The compensation however was never enough for a dignified life and many returned to coca growing when it ran out. In 1998, the introduction of Plan Dignidad saw what little compensation was given whittled down until it was completely gone, and a move towards forced eradication carried out by armed soldiers, without consultation or compensation for the cocaleros.
The US-backed plan intensified the resistance and organisation of the cocaleros, making them one of the most powerful social movements in Latin America. The overt cooperation between the US and successive governments in the "war on drugs" meant the movement in defence of coca became a powerful symbol and an integral part of the national popular movement in defence of sovereignty.
Mesa's plan, which will require over US$900 million in foreign aid, has not only brought to an end nearly a year of relative peace in the coca growing regions, but also threatens to trigger a dramatic escalation in conflict — particularly to begin forced eradication in the Yungas areas.
The plants grown in the Yungas areas are used predominantly for traditional chewing, making it a particularly powerful symbol of national identity. The terrain, combined with the militancy of the cocaleros, has also always deterred action against this area. Bolivian Colonel Jaime Cruz Vera pointed out in an August 8 interview with Narco News that "the Yungas region has already fostered a political situation in which the farmers are opposing our entrance, and the terrain favours them... If eradication [was begun] there at this moment it would detonate, in a serious way, against public safety and the peace that the country is enjoying now, because social problems would mount."
Cruz Vera is the commander of the Mobile Rural Patrol Unit, responsible for seizing drugs, and is the commander of the central drug war base in the town of Chimore, in the Chapare region. The renewed conflict has threatened to further strain the relationship between Mesa and parliamentarian Evo Morales, the leader of the Movement Towards Socialism (MAS), a radical party based predominately on the cocaleros. Morales is also head of the six federations of cocaleros.
Since the October 2003 overthrow of former president Gonzalo Sanchez de Lozada, to whom Morales came second in the 2002 presidential elections, Morales has supported the Mesa government. For Mesa, who is an independent with no official party support, the "truce" with Morales and the MAS has been crucial to maintaining his position in power.

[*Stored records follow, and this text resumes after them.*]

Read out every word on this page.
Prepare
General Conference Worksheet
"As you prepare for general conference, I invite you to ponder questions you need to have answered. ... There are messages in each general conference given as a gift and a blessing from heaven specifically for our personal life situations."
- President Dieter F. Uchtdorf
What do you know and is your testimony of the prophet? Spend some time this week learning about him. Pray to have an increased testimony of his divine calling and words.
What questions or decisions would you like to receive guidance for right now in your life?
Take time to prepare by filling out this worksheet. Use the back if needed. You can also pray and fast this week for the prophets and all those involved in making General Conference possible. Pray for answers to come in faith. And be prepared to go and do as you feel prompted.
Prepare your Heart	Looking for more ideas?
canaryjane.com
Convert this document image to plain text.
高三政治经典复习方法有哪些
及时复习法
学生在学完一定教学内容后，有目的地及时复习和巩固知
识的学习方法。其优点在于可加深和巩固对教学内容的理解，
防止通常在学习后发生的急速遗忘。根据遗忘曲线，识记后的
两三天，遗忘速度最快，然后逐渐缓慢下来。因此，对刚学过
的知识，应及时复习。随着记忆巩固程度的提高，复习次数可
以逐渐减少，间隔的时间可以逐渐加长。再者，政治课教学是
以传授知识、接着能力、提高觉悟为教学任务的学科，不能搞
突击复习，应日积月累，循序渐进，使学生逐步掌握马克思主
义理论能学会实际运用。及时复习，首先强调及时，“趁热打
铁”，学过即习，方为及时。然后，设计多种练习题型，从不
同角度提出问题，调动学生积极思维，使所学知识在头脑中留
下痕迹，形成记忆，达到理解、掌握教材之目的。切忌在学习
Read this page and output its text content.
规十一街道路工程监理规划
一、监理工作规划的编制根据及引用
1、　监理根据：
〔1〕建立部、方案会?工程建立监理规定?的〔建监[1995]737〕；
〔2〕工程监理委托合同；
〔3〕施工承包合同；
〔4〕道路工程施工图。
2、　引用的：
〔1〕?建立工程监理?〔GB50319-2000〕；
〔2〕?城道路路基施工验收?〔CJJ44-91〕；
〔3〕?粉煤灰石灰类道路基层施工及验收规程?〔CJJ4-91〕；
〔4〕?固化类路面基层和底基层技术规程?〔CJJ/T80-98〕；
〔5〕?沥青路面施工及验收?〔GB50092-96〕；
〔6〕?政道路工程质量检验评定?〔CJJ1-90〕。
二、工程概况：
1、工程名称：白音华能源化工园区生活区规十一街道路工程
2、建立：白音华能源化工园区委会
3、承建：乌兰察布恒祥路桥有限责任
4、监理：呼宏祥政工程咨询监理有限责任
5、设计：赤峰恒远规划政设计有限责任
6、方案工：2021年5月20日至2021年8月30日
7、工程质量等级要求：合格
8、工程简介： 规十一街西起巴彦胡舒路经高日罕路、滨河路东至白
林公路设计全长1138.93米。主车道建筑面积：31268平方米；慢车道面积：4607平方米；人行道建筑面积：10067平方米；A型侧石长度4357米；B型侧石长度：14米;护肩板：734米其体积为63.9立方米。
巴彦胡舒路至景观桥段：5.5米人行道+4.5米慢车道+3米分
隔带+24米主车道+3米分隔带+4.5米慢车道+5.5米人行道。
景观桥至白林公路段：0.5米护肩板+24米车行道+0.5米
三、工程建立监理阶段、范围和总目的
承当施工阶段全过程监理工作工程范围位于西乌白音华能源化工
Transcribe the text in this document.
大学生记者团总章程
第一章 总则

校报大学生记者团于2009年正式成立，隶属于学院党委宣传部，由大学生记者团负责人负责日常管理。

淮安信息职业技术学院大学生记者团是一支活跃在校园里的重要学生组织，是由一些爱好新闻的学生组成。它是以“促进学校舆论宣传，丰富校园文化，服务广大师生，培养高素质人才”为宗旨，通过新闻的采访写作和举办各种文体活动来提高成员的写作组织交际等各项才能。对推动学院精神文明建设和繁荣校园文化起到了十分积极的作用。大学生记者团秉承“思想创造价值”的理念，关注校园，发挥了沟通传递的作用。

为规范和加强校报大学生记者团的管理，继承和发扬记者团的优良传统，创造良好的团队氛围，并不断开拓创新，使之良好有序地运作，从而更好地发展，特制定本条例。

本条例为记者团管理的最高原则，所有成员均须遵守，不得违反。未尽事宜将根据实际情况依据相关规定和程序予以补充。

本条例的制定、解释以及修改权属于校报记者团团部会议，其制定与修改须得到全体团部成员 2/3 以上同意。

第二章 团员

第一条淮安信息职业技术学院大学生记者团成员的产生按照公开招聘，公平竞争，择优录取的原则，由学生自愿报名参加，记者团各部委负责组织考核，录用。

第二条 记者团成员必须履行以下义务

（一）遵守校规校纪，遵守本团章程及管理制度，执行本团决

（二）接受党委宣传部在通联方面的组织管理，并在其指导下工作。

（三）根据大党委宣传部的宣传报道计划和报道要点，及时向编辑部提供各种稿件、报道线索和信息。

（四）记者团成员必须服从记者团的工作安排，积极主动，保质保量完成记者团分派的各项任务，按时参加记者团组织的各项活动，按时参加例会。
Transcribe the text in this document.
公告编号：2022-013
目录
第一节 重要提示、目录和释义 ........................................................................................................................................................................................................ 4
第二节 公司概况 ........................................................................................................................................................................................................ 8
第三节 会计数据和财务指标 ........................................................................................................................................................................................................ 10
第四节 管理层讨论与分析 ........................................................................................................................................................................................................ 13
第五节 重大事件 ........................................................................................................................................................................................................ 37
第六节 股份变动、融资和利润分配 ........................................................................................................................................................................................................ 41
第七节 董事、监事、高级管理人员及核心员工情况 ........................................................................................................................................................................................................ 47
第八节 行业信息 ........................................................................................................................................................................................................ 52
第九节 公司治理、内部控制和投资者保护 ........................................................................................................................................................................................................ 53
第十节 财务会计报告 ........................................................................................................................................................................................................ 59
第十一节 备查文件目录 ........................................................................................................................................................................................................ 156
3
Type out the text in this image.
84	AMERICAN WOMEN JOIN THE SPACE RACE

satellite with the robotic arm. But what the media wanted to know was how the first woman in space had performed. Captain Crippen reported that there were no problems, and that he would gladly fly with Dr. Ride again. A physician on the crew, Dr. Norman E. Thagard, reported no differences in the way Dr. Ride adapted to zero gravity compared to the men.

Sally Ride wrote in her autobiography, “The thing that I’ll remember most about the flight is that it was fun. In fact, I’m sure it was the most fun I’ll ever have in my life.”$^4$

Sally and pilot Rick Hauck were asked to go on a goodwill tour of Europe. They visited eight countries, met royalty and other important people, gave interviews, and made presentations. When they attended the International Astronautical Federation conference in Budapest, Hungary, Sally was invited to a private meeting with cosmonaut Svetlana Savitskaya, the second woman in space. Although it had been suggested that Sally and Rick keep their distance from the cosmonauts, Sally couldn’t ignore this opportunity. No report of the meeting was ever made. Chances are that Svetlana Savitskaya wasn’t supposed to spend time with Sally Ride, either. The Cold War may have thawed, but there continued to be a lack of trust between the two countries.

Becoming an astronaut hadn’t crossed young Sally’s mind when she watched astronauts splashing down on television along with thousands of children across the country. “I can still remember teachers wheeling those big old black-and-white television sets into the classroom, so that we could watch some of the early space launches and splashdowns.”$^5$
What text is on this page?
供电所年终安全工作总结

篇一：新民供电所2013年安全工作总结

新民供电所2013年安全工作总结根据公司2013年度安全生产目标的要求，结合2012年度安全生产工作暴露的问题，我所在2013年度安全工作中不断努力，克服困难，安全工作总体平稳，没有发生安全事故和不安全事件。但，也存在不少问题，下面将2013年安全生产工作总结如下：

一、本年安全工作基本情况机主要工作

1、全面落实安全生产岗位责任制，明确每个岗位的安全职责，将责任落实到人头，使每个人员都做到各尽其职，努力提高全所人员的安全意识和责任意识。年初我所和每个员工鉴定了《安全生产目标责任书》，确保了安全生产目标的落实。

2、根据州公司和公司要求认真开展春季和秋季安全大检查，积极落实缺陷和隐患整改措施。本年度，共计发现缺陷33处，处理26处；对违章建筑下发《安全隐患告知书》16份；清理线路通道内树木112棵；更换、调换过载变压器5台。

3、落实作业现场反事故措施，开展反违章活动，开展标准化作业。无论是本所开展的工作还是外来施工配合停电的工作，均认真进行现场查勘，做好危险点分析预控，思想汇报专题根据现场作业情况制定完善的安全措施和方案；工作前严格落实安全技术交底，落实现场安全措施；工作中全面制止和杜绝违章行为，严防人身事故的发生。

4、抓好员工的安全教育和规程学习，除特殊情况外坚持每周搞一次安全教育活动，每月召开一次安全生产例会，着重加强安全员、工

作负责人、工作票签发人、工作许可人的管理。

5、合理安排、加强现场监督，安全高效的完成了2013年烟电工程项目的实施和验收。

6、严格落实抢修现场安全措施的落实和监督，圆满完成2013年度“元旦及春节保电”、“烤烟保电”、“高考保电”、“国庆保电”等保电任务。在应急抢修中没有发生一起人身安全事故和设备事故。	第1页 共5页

Cruz Vera stated that the peace in the region was because: "Evo Morales who has instructed [the cocaleros] to calm down. Before him the national conflicts never stopped. Now there is peace... He doesn't want conflicts here so that his image won't be harmed." Under pressure from his traditional support base, Morales has stated that Mesa has until the end of September to suspend coca eradication and was quoted in numerous news reports as saying "the truce [with Mesa] is at breaking point due to the errors of this government".
On the same weekend as the breakdown in official dialogue, a national conference of cocaleros voted to step up their campaign against the Mesa government. They will join a Morales-initiated march leaving Caracollo on October 11, designed to get to La Paz on October 18, the first anniversary of Lozada's overthrow. The cocaleros will be demanding the immediate suspension of coca eradication, and supporting the march's existing demands of renationalisation of the gas industry and the prosecution of Lozada for his role in the murder of 66 Bolivians during the uprising that overthrew him.
From Green Left Weekly, October 6, 2004.